In DVC one may define pipelines. In Unix, one typically does not work at the root level. Further, DVC expects files to be inside the git repository.
So, this seems like a typical problem.
Suppose I have the following:
/home/user/project/content-folder/data/data-type/cfg.json
/home/user/project/content-folder/app/foo.py
Git starts at /home/user/project/
cd ~/project/content-folder/data/data-type
../../app/foo.py do-this --with cfg.json --dest $(pwd)
Seems reasonable to me: the script takes a configuration, which is stored in a particular location, runs it against some encapsulated functionality, and outputs it to the destination using an absolute path.
The default behavior of --dest
is to output to the current working directory. This seems like another reasonable default.
Next, I go to configure the params.yaml
file for dvc
, and I am immediately confusing and unsure what is going to happen. I write:
foodoo:
params: do-this --with ????/cfg.json --dest ????
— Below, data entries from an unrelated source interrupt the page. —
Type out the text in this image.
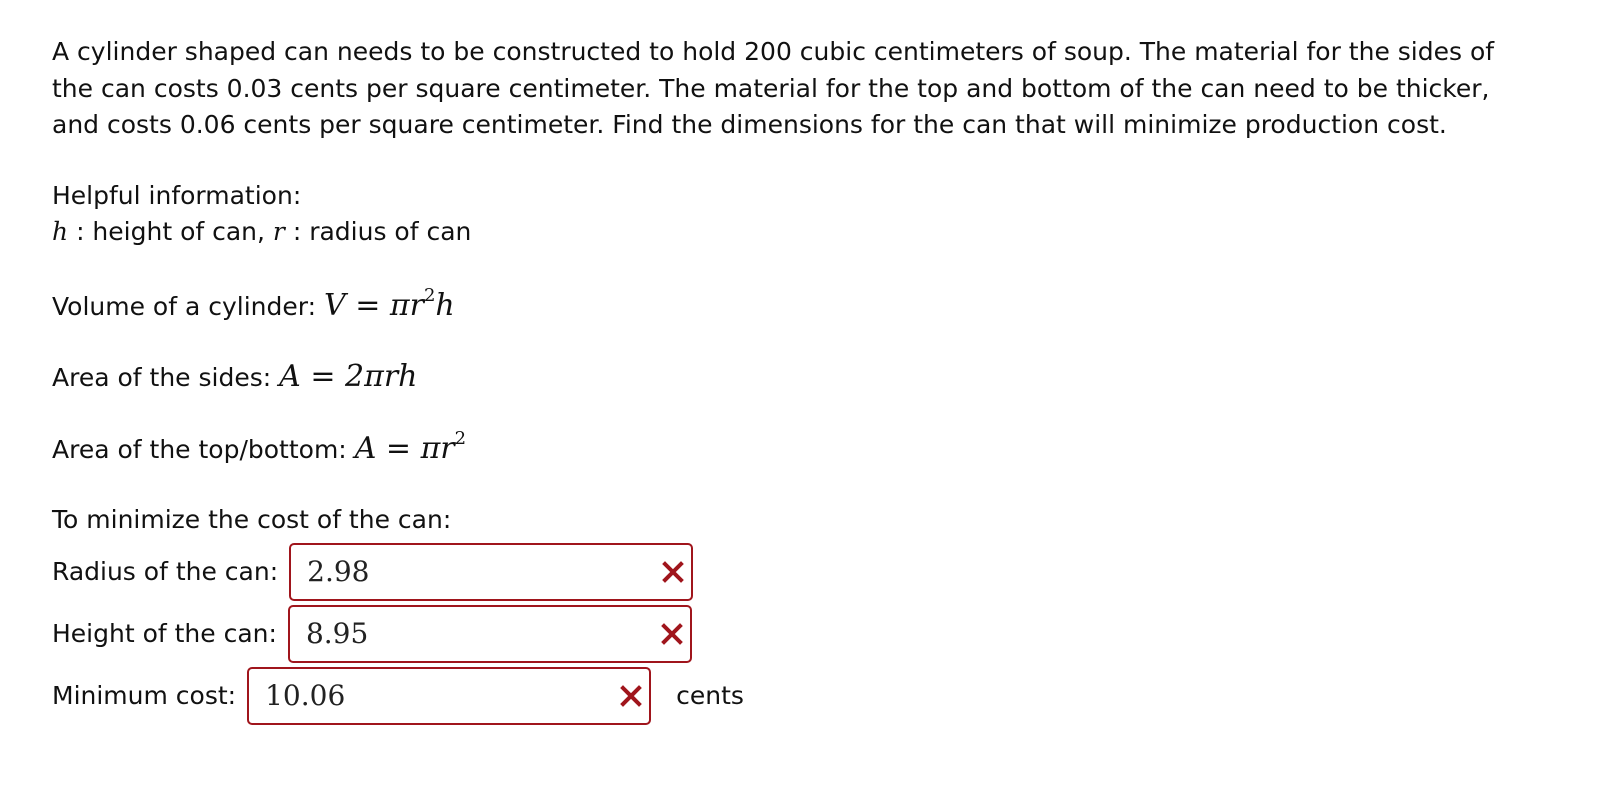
A cylinder shaped can needs to be constructed to hold 200 cubic centimeters of soup. The material for the sides of the can costs 0.03 cents per square centimeter. The material for the top and bottom of the can need to be thicker, and costs 0.06 cents per square centimeter. Find the dimensions for the can that will minimize production cost.

Helpful information:
h : height of can, r : radius of can
Volume of a cylinder: $V = \pi r^2h$
Area of the sides: A = 2πrh
Area of the top/bottom: $A = \pi r^2$
To minimize the cost of the can:
Radius of the can: 2.98
Height of the can: 8.95
Minimum cost: 10.06	cents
What I want to write (and would in a shell script):
#!/usr/bin/env bash
origin:=$(git rev-parse --show-toplevel)
verb=do-this
params=--with $(origin)/content-folder/data/data-type/cfg.json --dest $(origin)/content-folder/data/data-type
But, in DVC, the pathing seems to be implicit, and I do not know where to start as either:
- DVC will calculate the path to my script locally
- Not calculate the path to my script locally
Which is fine -- I can discover that. But I am reasonably sure that DVC will absolutely not prefix the directory and file params in my params.yaml with the path to my project.
How does one achieve path control that does not assume a fixed project location, like I would in BASH?